U.S. hegemony in the post–Cold War era was like nothing the world had seen since the Roman Empire.
So which was it that eroded American hegemony—the rise of new challengers or imperial overreach? As with any large and complex historical phenomenon, it was probably all of the above. China’s rise was one of those tectonic shifts in international life that would have eroded any hegemon’s unrivaled power, no matter how skillful its diplomacy.
The return of Russia, however, was a more complex affair. It’s easy to forget now, but in the early 1990s, leaders in Moscow were determined to turn their country into a liberal democracy, a European nation, and an ally of sorts of the West. Eduard Shevardnadze, who was foreign minister during the final years of the Soviet Union, supported the United States’ 1990–91 war against Iraq. And after the Soviet Union’s collapse, Russia’s first foreign minister, Andrei Kozyrev, was an even more ardent liberal, an internationalist, and a vigorous supporter of human rights.
Who lost Russia is a question for another article.
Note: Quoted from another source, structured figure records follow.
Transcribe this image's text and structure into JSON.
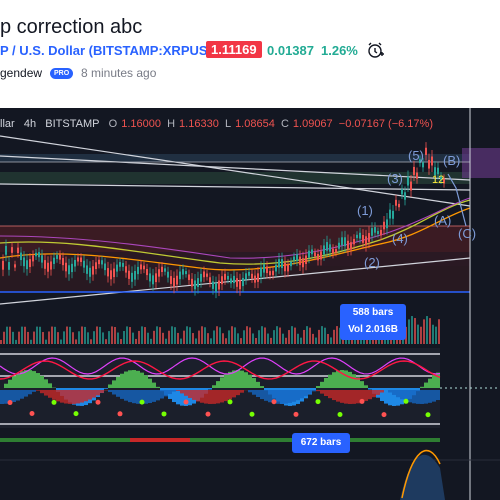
{
  "header": {
    "title": "p correction abc",
    "symbol_text": "P / U.S. Dollar (BITSTAMP:XRPUSD)",
    "price": "1.11169",
    "change": "0.01387",
    "change_pct": "1.26%",
    "author": "gendew",
    "pro_badge": "PRO",
    "posted": "8 minutes ago",
    "alert_icon": "alarm-clock-add-icon"
  },
  "legend": {
    "symbol": "llar",
    "interval": "4h",
    "exchange": "BITSTAMP",
    "o_label": "O",
    "o_value": "1.16000",
    "h_label": "H",
    "h_value": "1.16330",
    "l_label": "L",
    "l_value": "1.08654",
    "c_label": "C",
    "c_value": "1.09067",
    "change": "−0.07167 (−6.17%)"
  },
  "tooltips": {
    "bars_1": "588 bars",
    "vol_1": "Vol 2.016B",
    "bars_2": "672 bars"
  },
  "wave_labels": [
    "(5)",
    "(3)",
    "(1)",
    "(4)",
    "(2)",
    "(B)",
    "(A)",
    "(C)",
    "12"
  ],
  "colors": {
    "background": "#131722",
    "price_badge": "#f23645",
    "positive": "#22ab94",
    "accent": "#2962ff",
    "wave_label": "#7e9cd8"
  }
}
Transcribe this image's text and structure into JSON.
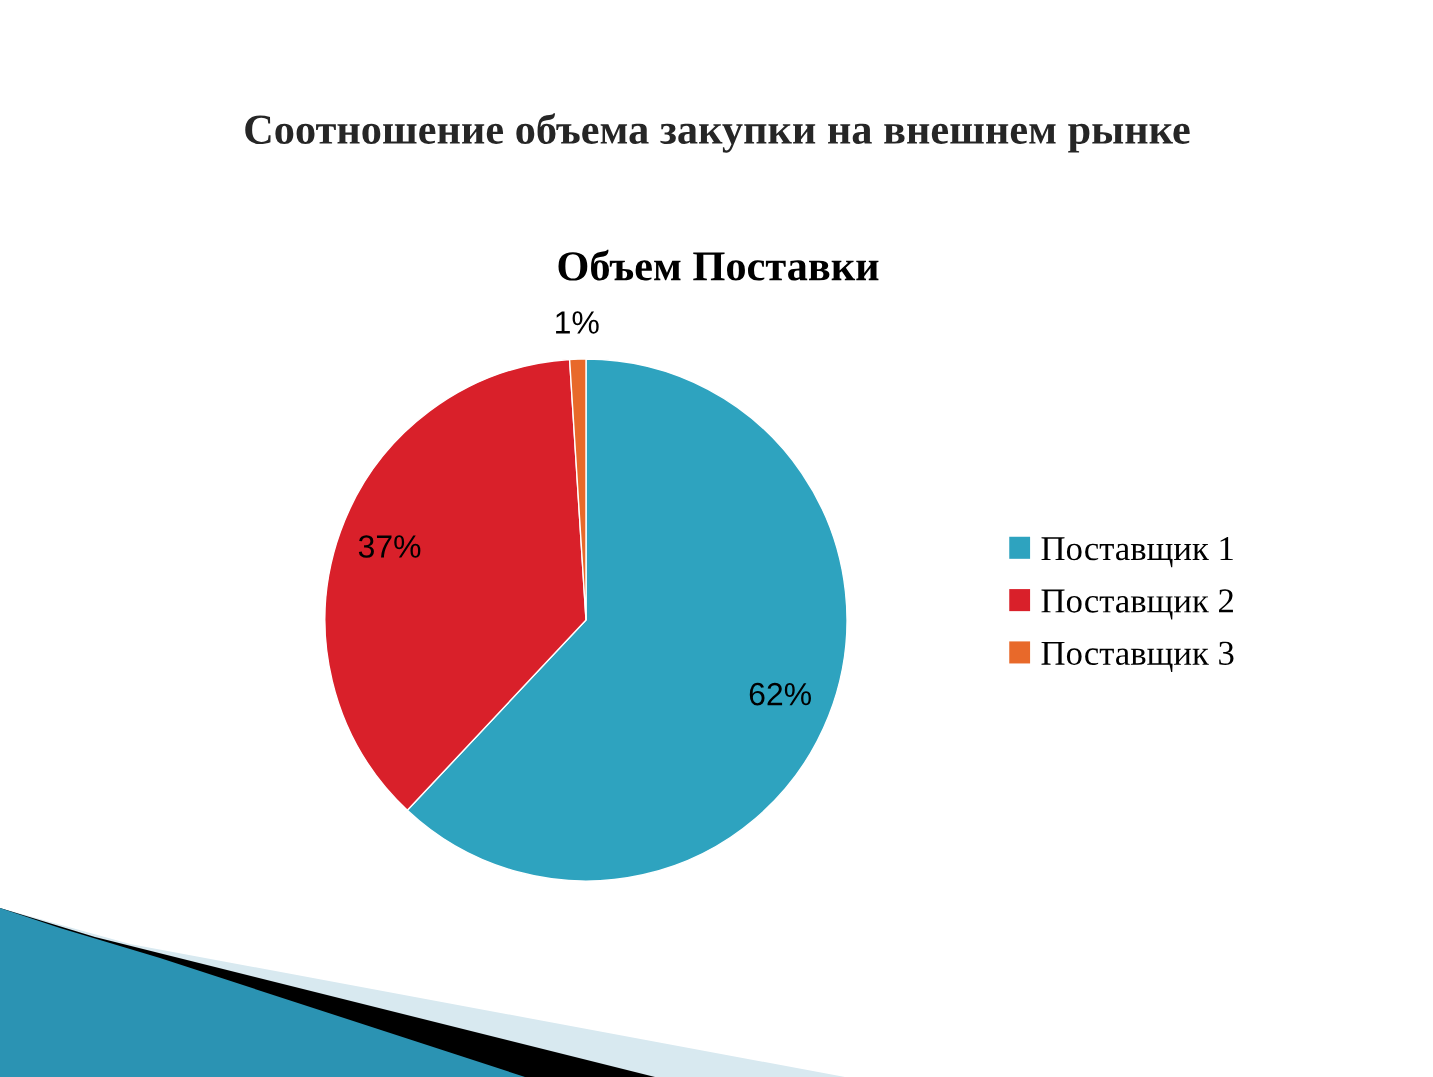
{
  "chart_data": {
    "type": "pie",
    "title": "Соотношение объема закупки на внешнем рынке",
    "subtitle": "Объем Поставки",
    "categories": [
      "Поставщик 1",
      "Поставщик 2",
      "Поставщик 3"
    ],
    "values": [
      62,
      37,
      1
    ],
    "colors": [
      "#2ea3bf",
      "#d9202a",
      "#e8692a"
    ],
    "value_labels": [
      "62%",
      "37%",
      "1%"
    ],
    "legend": "right"
  }
}
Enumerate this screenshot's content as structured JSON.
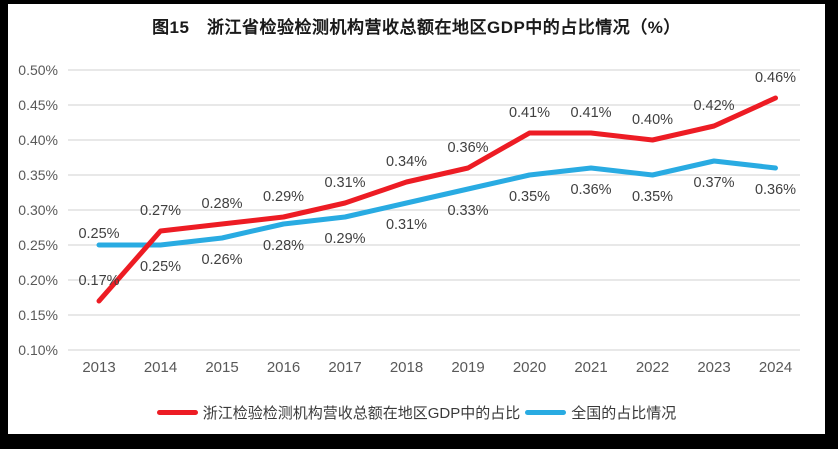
{
  "title": "图15　浙江省检验检测机构营收总额在地区GDP中的占比情况（%）",
  "colors": {
    "zhejiang": "#ED1C24",
    "national": "#29ABE2",
    "grid": "#D9D9D9",
    "axis_text": "#595959",
    "label_text": "#404040",
    "frame": "#000000",
    "background": "#FFFFFF"
  },
  "legend": {
    "zhejiang": "浙江检验检测机构营收总额在地区GDP中的占比",
    "national": "全国的占比情况"
  },
  "chart_data": {
    "type": "line",
    "title": "图15　浙江省检验检测机构营收总额在地区GDP中的占比情况（%）",
    "categories": [
      "2013",
      "2014",
      "2015",
      "2016",
      "2017",
      "2018",
      "2019",
      "2020",
      "2021",
      "2022",
      "2023",
      "2024"
    ],
    "series": [
      {
        "name": "浙江检验检测机构营收总额在地区GDP中的占比",
        "color_key": "zhejiang",
        "values": [
          0.17,
          0.27,
          0.28,
          0.29,
          0.31,
          0.34,
          0.36,
          0.41,
          0.41,
          0.4,
          0.42,
          0.46
        ],
        "labels": [
          "0.17%",
          "0.27%",
          "0.28%",
          "0.29%",
          "0.31%",
          "0.34%",
          "0.36%",
          "0.41%",
          "0.41%",
          "0.40%",
          "0.42%",
          "0.46%"
        ],
        "label_position": "above"
      },
      {
        "name": "全国的占比情况",
        "color_key": "national",
        "values": [
          0.25,
          0.25,
          0.26,
          0.28,
          0.29,
          0.31,
          0.33,
          0.35,
          0.36,
          0.35,
          0.37,
          0.36
        ],
        "labels": [
          "0.25%",
          "0.25%",
          "0.26%",
          "0.28%",
          "0.29%",
          "0.31%",
          "0.33%",
          "0.35%",
          "0.36%",
          "0.35%",
          "0.37%",
          "0.36%"
        ],
        "label_position": "below",
        "label_position_overrides": {
          "0": "above"
        }
      }
    ],
    "xlabel": "",
    "ylabel": "",
    "y_ticks": [
      "0.50%",
      "0.45%",
      "0.40%",
      "0.35%",
      "0.30%",
      "0.25%",
      "0.20%",
      "0.15%",
      "0.10%"
    ],
    "y_tick_values": [
      0.5,
      0.45,
      0.4,
      0.35,
      0.3,
      0.25,
      0.2,
      0.15,
      0.1
    ],
    "ylim": [
      0.1,
      0.5
    ],
    "grid": true,
    "legend_position": "bottom"
  }
}
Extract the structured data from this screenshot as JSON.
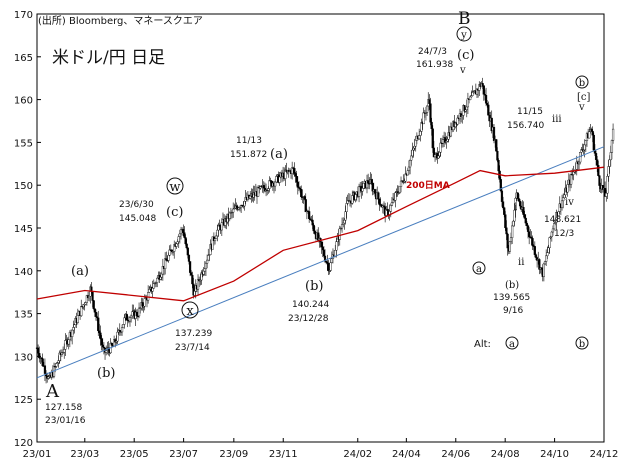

But it is worth noting that although Washington gave Moscow some status and respect—expanding the G-7 into the G-8, for example—it never truly took Russia’s security concerns seriously. It enlarged NATO fast and furiously, a process that might have been necessary for countries such as Poland, historically insecure and threatened by Russia, but one that has continued on unthinkingly, with little concern for Russian sensitivities, and now even extends to Macedonia.
Today, Russian President Vladimir Putin’s aggressive behavior makes every action taken against his country seem justified, but it’s worth asking, What forces produced the rise of Putin and his foreign policy in the first place?
The greatest error the United States committed during its unipolar moment, with Russia and more generally, was to simply stop paying attention.